2175. Lorsque l’entrepreneur
exige comme condition à la reprise des travaux le paiement d’un montant minime
compte tenu de la valeur de l’ouvrage et des montants qui sont déjà payés par
le client, le refus de ce dernier de payer ce montant minime avant la reprise
des travaux ne peut être considéré comme un motif sérieux justifiant la
résiliation du
[Page 827]
contrat.
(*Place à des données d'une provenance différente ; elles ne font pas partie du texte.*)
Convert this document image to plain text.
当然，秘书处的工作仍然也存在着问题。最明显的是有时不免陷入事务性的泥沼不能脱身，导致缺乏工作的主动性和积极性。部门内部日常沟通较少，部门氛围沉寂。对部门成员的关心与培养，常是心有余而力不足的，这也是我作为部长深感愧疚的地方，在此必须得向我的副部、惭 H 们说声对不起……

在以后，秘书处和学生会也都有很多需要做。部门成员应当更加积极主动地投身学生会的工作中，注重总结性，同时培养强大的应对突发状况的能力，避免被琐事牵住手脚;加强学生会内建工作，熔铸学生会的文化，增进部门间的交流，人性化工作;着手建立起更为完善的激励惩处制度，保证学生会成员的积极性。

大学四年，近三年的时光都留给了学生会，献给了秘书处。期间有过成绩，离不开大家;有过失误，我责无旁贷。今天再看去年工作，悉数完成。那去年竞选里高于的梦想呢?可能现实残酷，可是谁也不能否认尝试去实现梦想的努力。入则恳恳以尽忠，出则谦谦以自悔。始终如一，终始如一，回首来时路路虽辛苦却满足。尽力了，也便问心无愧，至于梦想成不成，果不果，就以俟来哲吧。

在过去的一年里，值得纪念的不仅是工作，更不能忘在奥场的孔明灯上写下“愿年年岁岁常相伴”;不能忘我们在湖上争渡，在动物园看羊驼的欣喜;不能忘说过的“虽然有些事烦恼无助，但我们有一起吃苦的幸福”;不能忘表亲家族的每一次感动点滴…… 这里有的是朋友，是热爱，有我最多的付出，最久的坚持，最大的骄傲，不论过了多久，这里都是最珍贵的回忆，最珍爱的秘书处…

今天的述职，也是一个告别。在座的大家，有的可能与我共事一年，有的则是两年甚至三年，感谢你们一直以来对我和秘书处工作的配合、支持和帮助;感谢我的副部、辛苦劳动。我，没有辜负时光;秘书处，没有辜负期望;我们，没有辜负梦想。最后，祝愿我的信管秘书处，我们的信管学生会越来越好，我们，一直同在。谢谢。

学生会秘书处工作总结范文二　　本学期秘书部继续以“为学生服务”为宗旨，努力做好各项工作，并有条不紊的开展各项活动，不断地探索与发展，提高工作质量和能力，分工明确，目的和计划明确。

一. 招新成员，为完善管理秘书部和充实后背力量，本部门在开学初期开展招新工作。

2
Ainsi, en l’absence
du risque d’insolvabilité du donneur d’ouvrage, une crainte subjective de la
part de l’entrepreneur ou du professionnel de ne pas être payé ne constitue pas
un motif sérieux au sens de l’article 2126 C.c.Q. et justifiant ainsi la
résiliation du contrat.
2176. Il est
également possible que les parties prévoient sous forme d’échéancier, les
versements devant être effectués à l’avenir en rapport avec l’exécution des
travaux. Lorsque le client s’y conforme, l’entrepreneur qui craint tout de même
de ne pas être payé à l’avenir ne peut résilier le contrat pour ce motif, à
moins que sa crainte soit justifiée, notamment par l’insolvabilité du client
alors que son institution financière lui a refusé une demande de financement
des travaux. Par contre, l’entrepreneur ne peut résilier le contrat intervenu
entre lui et le client en vertu de l’article 2126 C.c.Q. lorsque ce dernier a
obtenu un financement suffisant et respecte l’échéancier établi entre les
parties relativement aux paiements. L’entrepreneur
ou le prestataire de services peut toutefois résilier le contrat si le client
ne respecte pas l’échéancier prévu pour les versements. Dans ce cas, la perte
de confiance et le non-paiement constituent des motifs sérieux.
B. L’erreur économique
2177. Il est
évident que l’erreur économique n’est pas suffisante pour fonder une
résiliation unilatérale du contrat intervenu avec le client. D’ailleurs, la
lésion dans les contrats d’entreprise ou de prestation de services ne peut
justifier la nullité ou la résiliation du contrat lorsque la lésion résulte de
la propre erreur de la victime alors qu’elle ne peut reprocher aucun acte
fautif à l’autre partie. Rappelons que le législateur n’a pas accordé un droit
unilatéral inconditionnel à l’entrepreneur ou au prestataire de services comme
il l’a fait pour le client à l’article 2125 C.c.Q., mais qu’au contraire, il a
restreint davantage le droit à la résiliation du contrat tel qu’établi dans les
règles générales des obligations.
2178. L’article
2126 C.c.Q. doit donc recevoir une interprétation restreinte afin de ne pas
permettre à un entrepreneur ou à un prestataire de services de résilier le
contrat pour des motifs subjectifs et propres à lui. Le caractère des motifs
sérieux dont parle cet article doit être évalué selon un critère objectif, soit
le critère d’une personne prudente et raisonnable. Les motifs invoqués par l’entrepreneur
ou le
[Page 828]
prestataire de services
peuvent être valables pour lui, compte tenu de sa propre situation, mais ne
seront pas nécessairement considérés par la Cour comme un motif sérieux au sens
de l’article 2126 C.c.Q. À titre d’exemple, l’entrepreneur ou le prestataire de
services qui se rend compte, peu de temps après la conclusion du contrat, qu’il
a fait une mauvaise transaction pouvant se solder par une perte financière, ne
peut invoquer cette erreur comme motif sérieux pouvant justifier la résiliation
du contrat. Le fait de permettre à ce dernier de mettre fin à son contrat dès
qu’il réalise que son exécution aboutira à la réalisation d’une perte revient à
lui permettre de se libérer facilement de son engagement, ce qui n’est pas l’objectif
visé par le législateur lors par l’adoption de cette disposition.
2179. Dans le même
ordre d’idées, ne constitue non plus un motif sérieux justifiant la résiliation
unilatérale du contrat par le prestataire de services la réception d’une
nouvelle offre d’emploi lui permettant d’avoir une rémunération plus élevée.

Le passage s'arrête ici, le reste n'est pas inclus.